Banks have recovered from 2007-08 but stresses are already appearing in more obscure pockets of dollar-based FX and rates markets that are hitting levels more associated with periods of crisis. The premium for dollars over yen in the cross currency basis market is its highest in years.
Spreads between Libor rates and overnight index swap (OIS) rates, broadly a measure of investors’ perception of credit risk in the banking system, are also widening. In normal conditions, Libor/OIS spreads should be virtually zero.
STOCKS
World stocks are in their longest bull run in history that began on 9 March, 2009. But Wall Street’s peak was reached over a year ago, profit growth has slumped, and companies are reluctant to reinvest their record cash piles.
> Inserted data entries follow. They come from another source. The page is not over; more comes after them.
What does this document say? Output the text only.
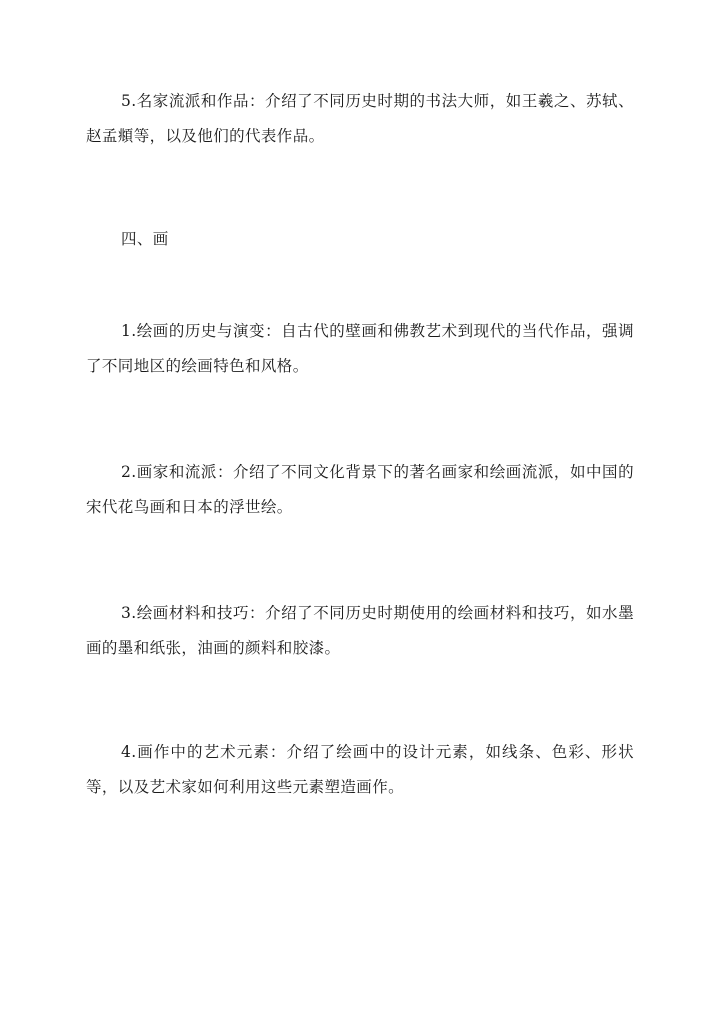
5.名家流派和作品：介绍了不同历史时期的书法大师，如王羲之、苏轼、赵孟頫等，以及他们的代表作品。

四、画

1.绘画的历史与演变：自古代的壁画和佛教艺术到现代的当代作品，强调了不同地区的绘画特色和风格。

2.画家和流派：介绍了不同文化背景下的著名画家和绘画流派，如中国的宋代花鸟画和日本的浮世绘。

3.绘画材料和技巧：介绍了不同历史时期使用的绘画材料和技巧，如水墨画的墨和纸张，油画的颜料和胶漆。

4.画作中的艺术元素：介绍了绘画中的设计元素，如线条、色彩、形状等，以及艺术家如何利用这些元素塑造画作。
European stocks are down 13 percent this year, Japan down 20 percent, and Wall Street is flat. Would they be able to withstand the political, economic and investment shock a Brexit would likely deliver, especially with risk appetite so fragile?
CURRENCIES
Like 2008, a vote for Brexit would almost certainly increase demand for the pre-eminent currency in global trade, banking and financial market trading: the dollar.
Dollar credit to non-U.S. banks stands at almost $10 trillion, according to the Bank for International Settlements, of which $3.3 trillion is in emerging markets. A stronger dollar will increase the overall debt burden for these companies, and many emerging market countries, who would be forced to draw down their FX reserves to counter the expected capital outflow and downward pressure on their currencies.
Japan’s yen, another safe-haven currency, would probably rise too, perhaps as much as 14 percent, according to Goldman Sachs. This would not be welcome in Tokyo, where policymakers are struggling to kill off deflation once and for all, stoke inflation, reflate the economy and heal the banking system. A higher exchange rate would be damaging on all those fronts.